I’m a pastor’s son. I practically grew up in the church and have attended an overwhelming number of churches in just the first twenty years of my life. I clearly remember the time when my mom sat me down and helped me accept Jesus into my heart. At the time, I was around nine or ten and I did it because it’s what I knew. I grew up being told that God is real and to believe in Him and to have Him in my heart. My mom made a daily morning routine for me to follow and one of the things on the list said to ‘do devotions’. Doing devotions was the one thing on the routine that I sometimes did not do. I can’t exactly explain the reason why, but there were periods of time when I didn’t read the Bible and pray in the morning and when my mom would ask me if I did devotions, I would lie to her and say that I did (yeah she knows about this, the woman always figures out the truth. Always).
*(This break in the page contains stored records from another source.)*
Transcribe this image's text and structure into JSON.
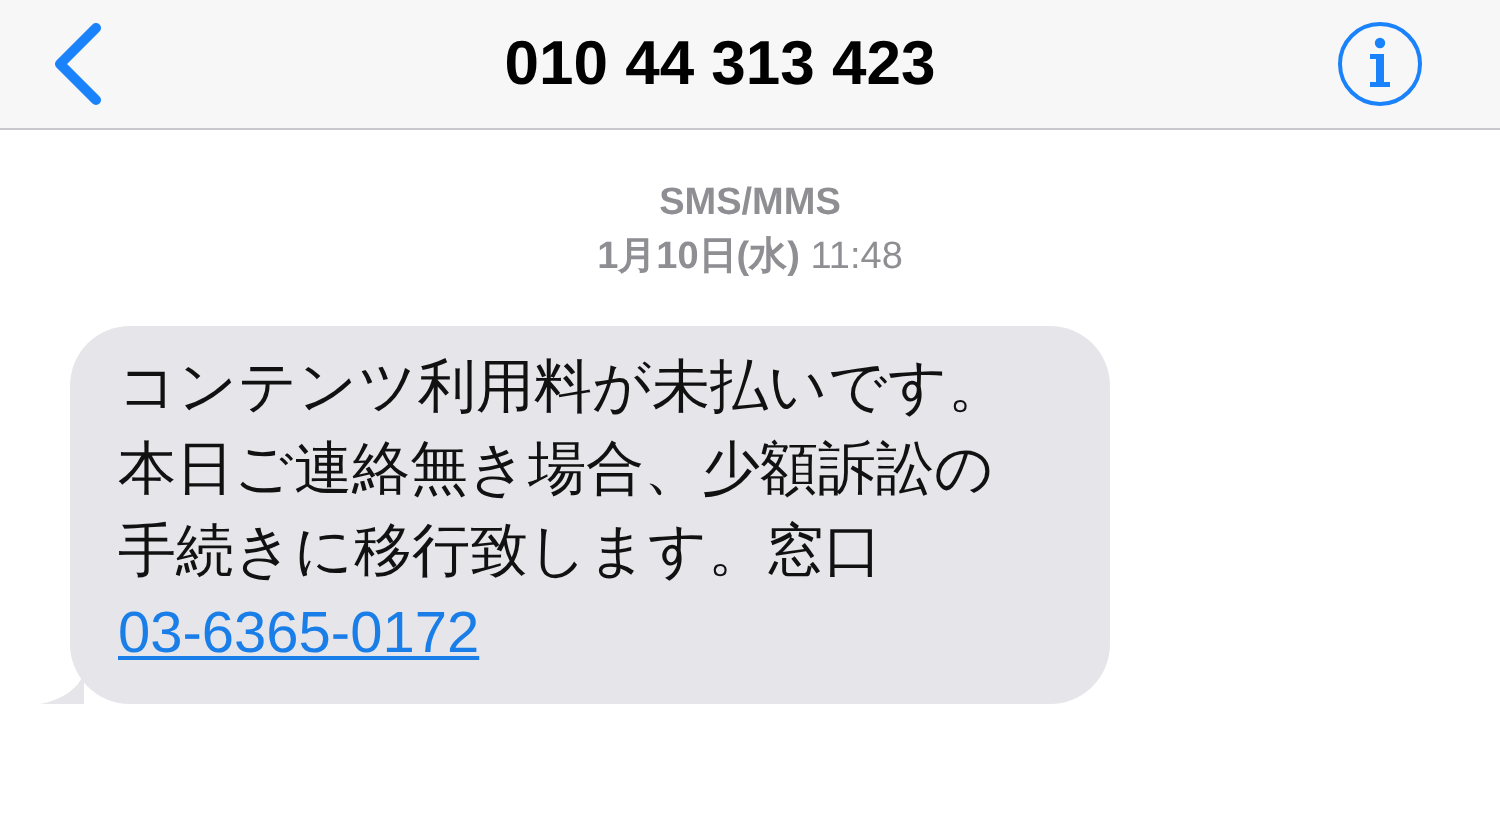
{
  "header": {
    "title": "010 44 313 423"
  },
  "thread": {
    "service": "SMS/MMS",
    "timestamp": "**1月10日(水)** 11:48"
  },
  "message": {
    "text": "コンテンツ利用料が未払いです。本日ご連絡無き場合、少額訴訟の手続きに移行致します。窓口",
    "link": "03-6365-0172"
  }
}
When I look back on the ‘Christian’ side of my childhood, I realize that I was going through the motions a lot of the time. Because it was all real to my parents, it was real to me, because I looked up to them and believed what they told me, and yet there were still moments of rebellion, like when I wouldn’t do my devotions for whatever reason even when it was expected of me. As a fun fact though, my mom just recently told me that apparently I was able to cite the names of the kings of Israel in order to a point. I was fascinated with the facts, but the spiritual significance seemed to elude me. To this day when it comes to my ‘devotional time’ life, the longest streak I have reading the Bible consistently would be a week. Beyond that, my devotional time is very inconsistent and isn’t an ‘every day’ thing. I struggle with feeling much of a connection at church, and, this is nothing the worship team is doing wrong, the songs that are sung there just don’t inspire very much joy in me or creates any intimacy with God (the My Typical Worship Service Experience post gives details on that).
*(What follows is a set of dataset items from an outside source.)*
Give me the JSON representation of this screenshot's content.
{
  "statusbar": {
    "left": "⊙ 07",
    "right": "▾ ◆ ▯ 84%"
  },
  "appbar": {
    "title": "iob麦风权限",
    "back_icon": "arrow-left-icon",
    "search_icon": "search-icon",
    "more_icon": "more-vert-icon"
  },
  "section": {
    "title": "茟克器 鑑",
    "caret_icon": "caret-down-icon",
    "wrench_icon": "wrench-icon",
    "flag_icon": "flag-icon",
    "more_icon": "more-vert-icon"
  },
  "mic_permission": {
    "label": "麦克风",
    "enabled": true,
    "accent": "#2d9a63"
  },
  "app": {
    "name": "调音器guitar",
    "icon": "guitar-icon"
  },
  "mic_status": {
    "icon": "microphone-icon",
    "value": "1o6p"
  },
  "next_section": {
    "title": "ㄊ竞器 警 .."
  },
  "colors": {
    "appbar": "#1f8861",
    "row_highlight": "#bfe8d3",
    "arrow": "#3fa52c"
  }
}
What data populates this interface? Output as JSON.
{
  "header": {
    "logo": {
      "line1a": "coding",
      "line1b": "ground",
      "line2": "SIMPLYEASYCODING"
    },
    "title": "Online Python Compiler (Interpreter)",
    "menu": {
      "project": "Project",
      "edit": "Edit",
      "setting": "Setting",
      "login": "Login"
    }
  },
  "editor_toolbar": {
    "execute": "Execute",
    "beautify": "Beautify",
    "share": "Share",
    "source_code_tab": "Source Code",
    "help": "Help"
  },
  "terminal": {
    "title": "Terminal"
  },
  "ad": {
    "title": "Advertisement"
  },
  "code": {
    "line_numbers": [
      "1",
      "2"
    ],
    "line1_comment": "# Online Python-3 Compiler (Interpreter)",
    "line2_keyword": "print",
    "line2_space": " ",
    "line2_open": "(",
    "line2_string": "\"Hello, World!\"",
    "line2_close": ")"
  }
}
Whether autistic or not, every person reaches a point early in his life where he needs to learn not to copy and paste the belief system of his parents and ‘find his own faith’. Usually when a person goes on his own journey to find his faith and finds it, there’s a lot of peace the person can find because he’s established himself more as a unique individual with his own set of beliefs and though he may have questions or struggles at times, the person grows pretty comfortable in his own skin. That’s not the case with me. Every time I think I have reached a point where I’ve settled on a faith or set of beliefs, I still constantly question. Last year on June 8, I went to my then-youth pastor and asked him to help me recommit my life to Christ and claimed that I was ready to fully accept the whole concept. Afterwards, I managed to read the Bible and pray every day for at least a week and a half, tithed once, and got baptized, but afterwards I slowly resumed my usual routine and consistency (or lack thereof).
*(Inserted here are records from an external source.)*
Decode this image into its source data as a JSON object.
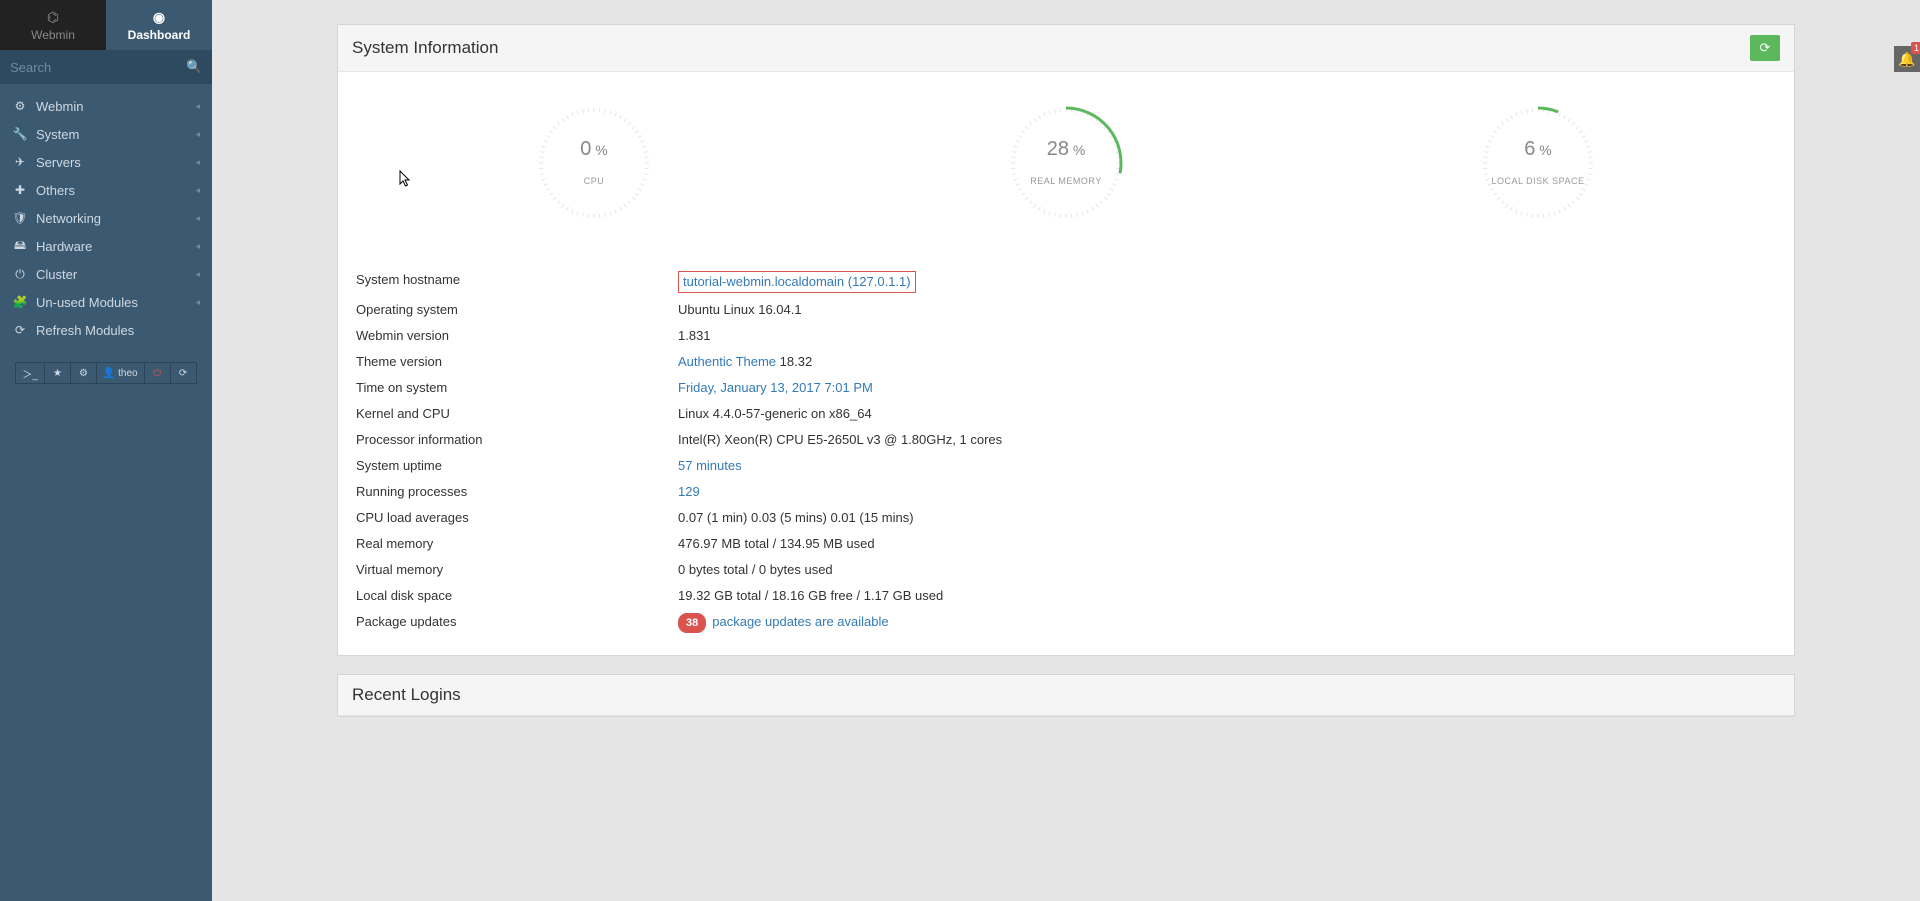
{
  "tabs": {
    "inactive": "Webmin",
    "active": "Dashboard"
  },
  "search": {
    "placeholder": "Search"
  },
  "nav": [
    {
      "icon": "⚙",
      "label": "Webmin",
      "caret": true
    },
    {
      "icon": "🔧",
      "label": "System",
      "caret": true
    },
    {
      "icon": "✈",
      "label": "Servers",
      "caret": true
    },
    {
      "icon": "✚",
      "label": "Others",
      "caret": true
    },
    {
      "icon": "🛡",
      "label": "Networking",
      "caret": true
    },
    {
      "icon": "🖴",
      "label": "Hardware",
      "caret": true
    },
    {
      "icon": "⏻",
      "label": "Cluster",
      "caret": true
    },
    {
      "icon": "🧩",
      "label": "Un-used Modules",
      "caret": true
    },
    {
      "icon": "⟳",
      "label": "Refresh Modules",
      "caret": false
    }
  ],
  "bottom_buttons": [
    "＞_",
    "★",
    "⚙",
    "👤 theo",
    "⏻",
    "⟳"
  ],
  "panel_title": "System Information",
  "gauges": [
    {
      "value": 0,
      "label": "CPU"
    },
    {
      "value": 28,
      "label": "REAL MEMORY"
    },
    {
      "value": 6,
      "label": "LOCAL DISK SPACE"
    }
  ],
  "info": [
    {
      "k": "System hostname",
      "v": "tutorial-webmin.localdomain (127.0.1.1)",
      "link": true,
      "boxed": true
    },
    {
      "k": "Operating system",
      "v": "Ubuntu Linux 16.04.1"
    },
    {
      "k": "Webmin version",
      "v": "1.831"
    },
    {
      "k": "Theme version",
      "v_pre": "Authentic Theme",
      "v_post": " 18.32",
      "linkpre": true
    },
    {
      "k": "Time on system",
      "v": "Friday, January 13, 2017 7:01 PM",
      "link": true
    },
    {
      "k": "Kernel and CPU",
      "v": "Linux 4.4.0-57-generic on x86_64"
    },
    {
      "k": "Processor information",
      "v": "Intel(R) Xeon(R) CPU E5-2650L v3 @ 1.80GHz, 1 cores"
    },
    {
      "k": "System uptime",
      "v": "57 minutes",
      "link": true
    },
    {
      "k": "Running processes",
      "v": "129",
      "link": true
    },
    {
      "k": "CPU load averages",
      "v": "0.07 (1 min) 0.03 (5 mins) 0.01 (15 mins)"
    },
    {
      "k": "Real memory",
      "v": "476.97 MB total / 134.95 MB used"
    },
    {
      "k": "Virtual memory",
      "v": "0 bytes total / 0 bytes used"
    },
    {
      "k": "Local disk space",
      "v": "19.32 GB total / 18.16 GB free / 1.17 GB used"
    },
    {
      "k": "Package updates",
      "badge": "38",
      "v": "package updates are available",
      "link": true
    }
  ],
  "recent_panel": "Recent Logins",
  "notif_count": "1"
}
Now, I believe in God and I love Him. I love God as much as I can, and I believe that He has worked in my life in more ways than one because I believe that some of the ways I’ve grown and the experiences I’ve had can’t possibly be because of mere chance or coincidence. What I believe I’ve done (and am still doing) is that I’ve begun to form my own independent belief system that separates itself from modern Christianity in a lot of ways. I believe in God, and I believe that the Bible is true, but that doesn’t mean that I have issues with believing in something that I can’t see on a fairly regular basis. I’ve never seen God, therefore it’s hard for me to have a relationship with Him. How can I have a relationship with someone that I can’t see? I can see humans, therefore having relationships with humans isn’t a problem at all. I want a relationship with God and I believe I need it, but it’s challenging for me to get attached, and its been that way all my life. My youngest brother Hudson gets up to an alarm at 5:30 every morning so that he can have time to read his Bible and pray to God before he starts his day. At his age and younger, I was reading my Bible inconsistently and lying to my Mom’s face whenever she’d ask me if I did my devotions.
Faith has always been so complex to me with all its shapes, sizes, and colors, and all the different approaches that people make with it has frustrated me so much that I feel unmotivated to get associated with ‘organized Christianity’. I yearn for simplicity in my faith because of the cut and dry, black and white point of view that I have and am most comfortable with.